Management is cause-directed. For drug-induced cases (e.g., isoniazid), removing the offending agent and administering pyridoxine supplementation is key. Patients on isoniazid routinely receive prophylactic B6 to prevent this complication. Hereditary forms may respond to high-dose pyridoxine. For lead poisoning, chelation therapy is required. In MDS-related sideroblastic anemia, treatment focuses on the underlying dysplasia and may include supportive care with erythropoiesis-stimulating agents or, in higher-risk cases, hypomethylating agents. In contrast, the management of anemia of chronic disease centers on treating the underlying inflammatory disorder. If the inflammation is controlled, the anemia often improves. Iron supplementation is typically ineffective and can be harmful unless true concomitant iron deficiency is confirmed. In severe, symptomatic cases, erythropoiesis-stimulating agents may be considered with great caution.
Common Pitfalls
- Misinterpreting Iron Studies: The most common error is confusing ACD with iron deficiency anemia based solely on a low serum iron level. Always pair this with TIBC and ferritin. Remember the mnemonic: in Iron deficiency, everything is Low (Fe, TIBC/Transferrin saturation, Ferritin). In ACD, Iron is Low, TIBC is Low, and Ferritin is High.

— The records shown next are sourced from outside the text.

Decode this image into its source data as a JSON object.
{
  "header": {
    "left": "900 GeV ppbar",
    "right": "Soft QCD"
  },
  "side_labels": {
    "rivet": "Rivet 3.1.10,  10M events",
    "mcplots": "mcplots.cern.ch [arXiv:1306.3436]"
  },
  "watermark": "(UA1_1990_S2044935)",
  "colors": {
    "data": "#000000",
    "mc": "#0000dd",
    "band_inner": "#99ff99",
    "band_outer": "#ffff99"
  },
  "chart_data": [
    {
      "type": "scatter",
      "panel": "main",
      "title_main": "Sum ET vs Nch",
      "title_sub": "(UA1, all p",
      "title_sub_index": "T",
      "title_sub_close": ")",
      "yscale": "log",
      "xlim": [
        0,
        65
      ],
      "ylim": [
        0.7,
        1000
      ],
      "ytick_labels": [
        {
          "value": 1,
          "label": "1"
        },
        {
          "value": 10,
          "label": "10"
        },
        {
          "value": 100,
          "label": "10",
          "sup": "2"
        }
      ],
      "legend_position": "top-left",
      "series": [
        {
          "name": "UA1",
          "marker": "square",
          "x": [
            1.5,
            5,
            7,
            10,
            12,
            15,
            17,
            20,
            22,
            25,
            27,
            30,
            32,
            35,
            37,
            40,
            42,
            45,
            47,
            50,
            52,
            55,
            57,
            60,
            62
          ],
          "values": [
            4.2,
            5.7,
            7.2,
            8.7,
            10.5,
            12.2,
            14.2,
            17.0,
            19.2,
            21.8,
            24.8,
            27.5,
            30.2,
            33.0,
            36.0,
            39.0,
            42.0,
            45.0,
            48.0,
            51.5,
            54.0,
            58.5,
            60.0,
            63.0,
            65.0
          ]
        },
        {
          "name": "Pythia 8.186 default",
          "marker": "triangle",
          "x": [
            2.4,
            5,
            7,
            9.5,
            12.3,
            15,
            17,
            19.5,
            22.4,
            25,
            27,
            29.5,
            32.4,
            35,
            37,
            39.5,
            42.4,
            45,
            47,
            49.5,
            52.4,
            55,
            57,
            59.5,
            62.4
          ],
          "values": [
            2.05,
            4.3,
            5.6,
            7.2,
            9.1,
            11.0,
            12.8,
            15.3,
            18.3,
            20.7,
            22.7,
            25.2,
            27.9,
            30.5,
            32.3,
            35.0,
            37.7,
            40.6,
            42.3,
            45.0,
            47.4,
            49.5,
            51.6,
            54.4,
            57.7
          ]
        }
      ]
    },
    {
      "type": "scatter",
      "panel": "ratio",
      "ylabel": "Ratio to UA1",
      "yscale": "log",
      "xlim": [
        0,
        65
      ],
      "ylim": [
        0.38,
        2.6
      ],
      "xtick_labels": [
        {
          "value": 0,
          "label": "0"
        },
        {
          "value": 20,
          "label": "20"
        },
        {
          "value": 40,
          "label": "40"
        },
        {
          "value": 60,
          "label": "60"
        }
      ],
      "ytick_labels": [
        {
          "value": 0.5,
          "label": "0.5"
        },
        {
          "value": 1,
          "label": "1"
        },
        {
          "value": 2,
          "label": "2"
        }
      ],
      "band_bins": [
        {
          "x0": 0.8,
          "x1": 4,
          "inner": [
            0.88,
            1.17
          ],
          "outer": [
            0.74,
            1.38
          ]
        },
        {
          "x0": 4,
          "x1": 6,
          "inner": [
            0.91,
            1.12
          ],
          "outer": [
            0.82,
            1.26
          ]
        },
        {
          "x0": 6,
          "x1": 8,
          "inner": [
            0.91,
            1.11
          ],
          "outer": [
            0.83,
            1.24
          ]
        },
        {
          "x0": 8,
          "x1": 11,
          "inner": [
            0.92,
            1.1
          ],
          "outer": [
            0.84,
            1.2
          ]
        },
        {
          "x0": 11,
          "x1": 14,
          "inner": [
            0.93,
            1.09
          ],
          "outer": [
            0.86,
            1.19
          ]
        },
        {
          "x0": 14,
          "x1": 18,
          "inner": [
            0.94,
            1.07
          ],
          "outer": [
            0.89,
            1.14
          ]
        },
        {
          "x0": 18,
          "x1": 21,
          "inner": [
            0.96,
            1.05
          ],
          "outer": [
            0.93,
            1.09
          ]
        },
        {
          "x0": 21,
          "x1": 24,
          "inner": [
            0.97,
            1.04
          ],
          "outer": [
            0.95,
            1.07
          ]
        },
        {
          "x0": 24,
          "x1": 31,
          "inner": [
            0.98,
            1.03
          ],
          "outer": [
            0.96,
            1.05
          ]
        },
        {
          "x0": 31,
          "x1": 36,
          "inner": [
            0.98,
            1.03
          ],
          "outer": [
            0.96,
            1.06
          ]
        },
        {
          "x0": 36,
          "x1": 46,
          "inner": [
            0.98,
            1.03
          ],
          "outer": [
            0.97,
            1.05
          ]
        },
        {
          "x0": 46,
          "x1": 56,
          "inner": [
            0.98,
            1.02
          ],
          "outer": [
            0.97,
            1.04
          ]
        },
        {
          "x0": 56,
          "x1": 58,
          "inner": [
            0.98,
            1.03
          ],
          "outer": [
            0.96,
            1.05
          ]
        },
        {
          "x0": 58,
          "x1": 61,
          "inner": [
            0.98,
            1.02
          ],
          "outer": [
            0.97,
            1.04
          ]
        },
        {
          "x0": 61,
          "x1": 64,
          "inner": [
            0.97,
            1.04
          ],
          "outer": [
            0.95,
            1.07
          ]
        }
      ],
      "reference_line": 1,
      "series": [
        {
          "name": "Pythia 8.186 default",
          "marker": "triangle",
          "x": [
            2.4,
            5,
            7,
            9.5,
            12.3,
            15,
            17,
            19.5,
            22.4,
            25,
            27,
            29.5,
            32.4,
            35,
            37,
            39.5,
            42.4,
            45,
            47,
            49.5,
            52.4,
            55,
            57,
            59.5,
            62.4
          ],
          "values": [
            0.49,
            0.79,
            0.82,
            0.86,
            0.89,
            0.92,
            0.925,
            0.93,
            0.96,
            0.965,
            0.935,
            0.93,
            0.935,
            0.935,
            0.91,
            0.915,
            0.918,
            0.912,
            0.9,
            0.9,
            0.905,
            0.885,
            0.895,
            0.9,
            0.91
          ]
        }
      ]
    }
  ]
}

- Overlooking Mixed Anemias: Patients with chronic inflammatory conditions can also develop true iron deficiency (e.g., from GI blood loss in rheumatoid arthritis patients on NSAIDs). This creates a challenging mixed picture. A ferritin level is the best initial test, but in inflammation, a value below 100-200 ng/mL should raise suspicion for combined deficiency. A bone marrow biopsy showing absent iron stores is definitive.
- Assuming Microcytosis Equals Iron Deficiency: When you see a microcytic anemia, your differential must include not just iron deficiency, but also ACD (in long-standing cases), sideroblastic anemia, and thalassemia. Jumping immediately to iron supplementation without confirming the etiology can delay correct diagnosis, especially of a condition like MDS.
- Forgetting the Prussian Blue Stain: The diagnosis of sideroblastic anemia is morphologic. Ordering iron studies alone will show iron overload but will not confirm the diagnosis. The visualization of ringed sideroblasts on a bone marrow biopsy with Prussian blue staining is the diagnostic gold standard.
Summary
- Anemia of chronic disease is an immune-mediated disorder driven by inflammation-induced hepcidin, which causes functional iron sequestration in macrophages, leading to a normocytic/microcytic anemia with a distinctive lab triad: low serum iron, low TIBC, and elevated ferritin.
- Sideroblastic anemia results from defective intramitochondrial heme synthesis, causing iron accumulation and the formation of ringed sideroblasts visible on bone marrow Prussian blue stain. It causes a microcytic anemia with biochemical evidence of iron overload (high serum iron, high ferritin).
- Key etiologies of sideroblastic anemia include lead poisoning (inhibits heme enzymes), vitamin B6 deficiency, the drug isoniazid, and myelodysplastic syndrome.
- Treatment is etiology-specific: address the underlying inflammation for ACD, and use pyridoxine (for deficiency/isoniazid), chelation (for lead), or MDS-directed therapy for sideroblastic anemia.
- Always differentiate these conditions from iron deficiency anemia using the full iron panel (iron, TIBC, ferritin) and consider mixed etiologies in complex patients.